München: BMW Fünfer: Jetzt auch zum Segeln

Mercedes hat seine E-Klasse renoviert. Nach der wohl teuersten Modellpflege (werksintern Mopf genannt) des Unternehmens stehen E-Klasse-Kunden gegen entsprechende Aufpreise viele Assistenzsysteme der künftigen S-Klasse zur Verfügung. Und genau da rüstet BMW nun auch bei seiner Fünfer-Baureihe nach.

Die Frischekur beim 5er dient weniger der Optik als der Technik. Xenon-Scheinwerfer gehören nun zur Serienausstattung aller Modelle. Gegen Aufpreis sind erstmals Adaptive LED-Scheinwerfer sowie LED-Nebelscheinwerfer erhältlich. Die seitlichen Blinkleuchten sind in die Außenspiegel integriert.

Ebenfalls neu in der BMW 5er Reihe: Die BMW Luxury Line und die BMW Modern Line mit jeweils exklusiven Design- und Ausstattungsmerkmalen. Zudem wird ein jeweils modellspezifisches M-Sportpaket offeriert, teilte BMW in München mit. Durch zahlreiche Detailoptimierungen bei allen Varianten der BMW 5er Reihe seien „zum Teil erheblich reduzierte Verbrauchswerte bei gleichbleibend sportlichen und für einige Modelle sogar noch einmal verbesserten Fahrleistungen“ erzielt worden.

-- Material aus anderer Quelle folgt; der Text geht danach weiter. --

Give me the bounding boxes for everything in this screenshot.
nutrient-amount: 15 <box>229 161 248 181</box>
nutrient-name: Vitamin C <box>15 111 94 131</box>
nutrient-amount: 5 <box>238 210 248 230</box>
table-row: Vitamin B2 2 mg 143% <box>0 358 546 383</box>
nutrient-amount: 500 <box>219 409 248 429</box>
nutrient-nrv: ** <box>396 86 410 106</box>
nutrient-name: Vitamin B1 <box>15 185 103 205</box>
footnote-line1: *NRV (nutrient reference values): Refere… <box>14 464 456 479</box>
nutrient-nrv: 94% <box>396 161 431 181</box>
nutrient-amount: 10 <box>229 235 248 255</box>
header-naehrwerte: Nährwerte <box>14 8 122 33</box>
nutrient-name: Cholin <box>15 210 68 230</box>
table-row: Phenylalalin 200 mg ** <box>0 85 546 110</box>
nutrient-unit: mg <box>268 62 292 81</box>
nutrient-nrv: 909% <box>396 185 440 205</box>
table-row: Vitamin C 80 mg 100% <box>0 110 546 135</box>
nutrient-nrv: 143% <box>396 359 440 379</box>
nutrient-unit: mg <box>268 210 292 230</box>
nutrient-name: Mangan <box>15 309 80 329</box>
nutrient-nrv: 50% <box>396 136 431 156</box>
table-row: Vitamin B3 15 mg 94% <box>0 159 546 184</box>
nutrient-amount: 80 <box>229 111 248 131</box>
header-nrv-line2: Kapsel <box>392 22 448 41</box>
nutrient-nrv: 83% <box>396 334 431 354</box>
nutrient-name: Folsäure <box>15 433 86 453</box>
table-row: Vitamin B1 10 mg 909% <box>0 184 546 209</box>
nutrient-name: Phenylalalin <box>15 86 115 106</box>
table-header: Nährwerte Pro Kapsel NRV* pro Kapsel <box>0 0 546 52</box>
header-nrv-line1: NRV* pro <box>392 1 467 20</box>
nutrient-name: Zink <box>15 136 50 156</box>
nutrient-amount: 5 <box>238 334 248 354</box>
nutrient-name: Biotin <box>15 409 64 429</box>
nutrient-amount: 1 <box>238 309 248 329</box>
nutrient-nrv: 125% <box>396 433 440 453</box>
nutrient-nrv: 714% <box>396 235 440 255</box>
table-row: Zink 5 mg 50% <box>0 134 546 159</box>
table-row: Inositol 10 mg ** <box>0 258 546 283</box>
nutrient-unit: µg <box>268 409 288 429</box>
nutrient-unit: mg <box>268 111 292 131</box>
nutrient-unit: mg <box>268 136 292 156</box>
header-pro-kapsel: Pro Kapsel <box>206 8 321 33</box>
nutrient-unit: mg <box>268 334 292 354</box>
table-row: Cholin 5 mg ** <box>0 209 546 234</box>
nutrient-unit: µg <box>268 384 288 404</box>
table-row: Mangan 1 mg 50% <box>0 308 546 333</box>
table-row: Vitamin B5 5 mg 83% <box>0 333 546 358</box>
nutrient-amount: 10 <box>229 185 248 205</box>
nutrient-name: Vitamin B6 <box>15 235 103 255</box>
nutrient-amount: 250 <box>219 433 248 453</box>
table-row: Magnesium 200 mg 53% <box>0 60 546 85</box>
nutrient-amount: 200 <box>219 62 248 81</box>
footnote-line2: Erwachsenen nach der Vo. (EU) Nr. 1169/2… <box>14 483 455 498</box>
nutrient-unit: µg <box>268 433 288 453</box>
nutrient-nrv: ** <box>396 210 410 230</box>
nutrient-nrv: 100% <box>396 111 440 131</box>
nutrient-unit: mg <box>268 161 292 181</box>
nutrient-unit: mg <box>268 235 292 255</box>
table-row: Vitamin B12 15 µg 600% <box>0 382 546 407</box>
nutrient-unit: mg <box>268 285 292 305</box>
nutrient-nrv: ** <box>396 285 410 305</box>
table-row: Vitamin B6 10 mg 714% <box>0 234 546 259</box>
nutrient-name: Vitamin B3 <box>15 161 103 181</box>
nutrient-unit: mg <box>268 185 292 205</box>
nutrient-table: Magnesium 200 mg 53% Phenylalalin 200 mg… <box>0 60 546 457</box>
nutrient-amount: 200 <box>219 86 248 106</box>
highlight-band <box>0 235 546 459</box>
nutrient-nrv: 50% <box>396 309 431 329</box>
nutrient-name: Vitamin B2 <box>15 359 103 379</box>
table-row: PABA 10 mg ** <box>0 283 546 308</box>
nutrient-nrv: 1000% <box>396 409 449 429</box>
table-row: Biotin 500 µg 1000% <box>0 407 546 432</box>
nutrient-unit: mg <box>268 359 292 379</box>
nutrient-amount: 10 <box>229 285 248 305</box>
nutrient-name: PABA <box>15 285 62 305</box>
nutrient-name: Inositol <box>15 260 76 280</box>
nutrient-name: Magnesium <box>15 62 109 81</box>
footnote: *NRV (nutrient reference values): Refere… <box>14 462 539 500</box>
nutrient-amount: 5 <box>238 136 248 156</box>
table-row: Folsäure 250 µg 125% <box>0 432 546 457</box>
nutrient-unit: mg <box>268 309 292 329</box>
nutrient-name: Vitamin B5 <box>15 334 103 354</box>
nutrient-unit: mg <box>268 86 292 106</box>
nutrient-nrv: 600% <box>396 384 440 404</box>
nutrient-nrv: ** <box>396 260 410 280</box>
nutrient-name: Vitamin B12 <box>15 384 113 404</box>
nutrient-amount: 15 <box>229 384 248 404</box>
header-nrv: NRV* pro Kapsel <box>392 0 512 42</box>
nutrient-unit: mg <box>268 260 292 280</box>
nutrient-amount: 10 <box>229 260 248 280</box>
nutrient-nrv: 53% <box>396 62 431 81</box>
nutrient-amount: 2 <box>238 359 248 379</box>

Zu den Spritspar-Kniffen gehört „Segeln“: Nimmt der Fahrer bei Tempo 50 bis 160 Kilometer pro Stunde den Fuß vom Gaspedal, wird bei den Automatikversionen der Antriebsstrang abgekoppelt. Dann rollt der 5er leichter, weiter, verbraucht weniger Sprit. Dem Sparen dient auch dies: Vor Kurven und bei Geschwindigkeitsbegrenzungen weist der Vorausschauassistent den Fahrer darauf hin, wann der beste Zeitpunkt zum Gaswegnehmen gekommen ist.

Die Diesel-Modelle werden fortan serienmäßig mit der sogenannten BluePerformance Technologie zur Reduzierung der Stickoxid-Emissionen ausgestattet. Mit der neuen Modellgeneration erweitert BMW auch das Antriebsportfolio. Als neues Einstiegsdieselmodell wird der BMW 518d angeboten (143 PS). Als Spitzenmotorisierung dient ein neuer Doppelturbo-V8-Antrieb mit 450 PS. Insgesamt umfasst das Motorenprogramm für Limousine und Touring jetzt vier Benzin- und sechs Dieselantriebe.

Zudem legt BMW bei der elektronischen Ausrüstung nach und - glaubt man dem Hersteller - „ermöglicht intelligente Vernetzung auf weltweit einzigartigem Niveau und wird dadurch zum Maßstab bei der Nutzung von Büroanwendungen im Fahrzeug“ . Car-Office statt Home-Office, das allerdings sollte man dann wohl nur auf dem Parkplatz betreiben oder wenn man einen Chauffeur hat.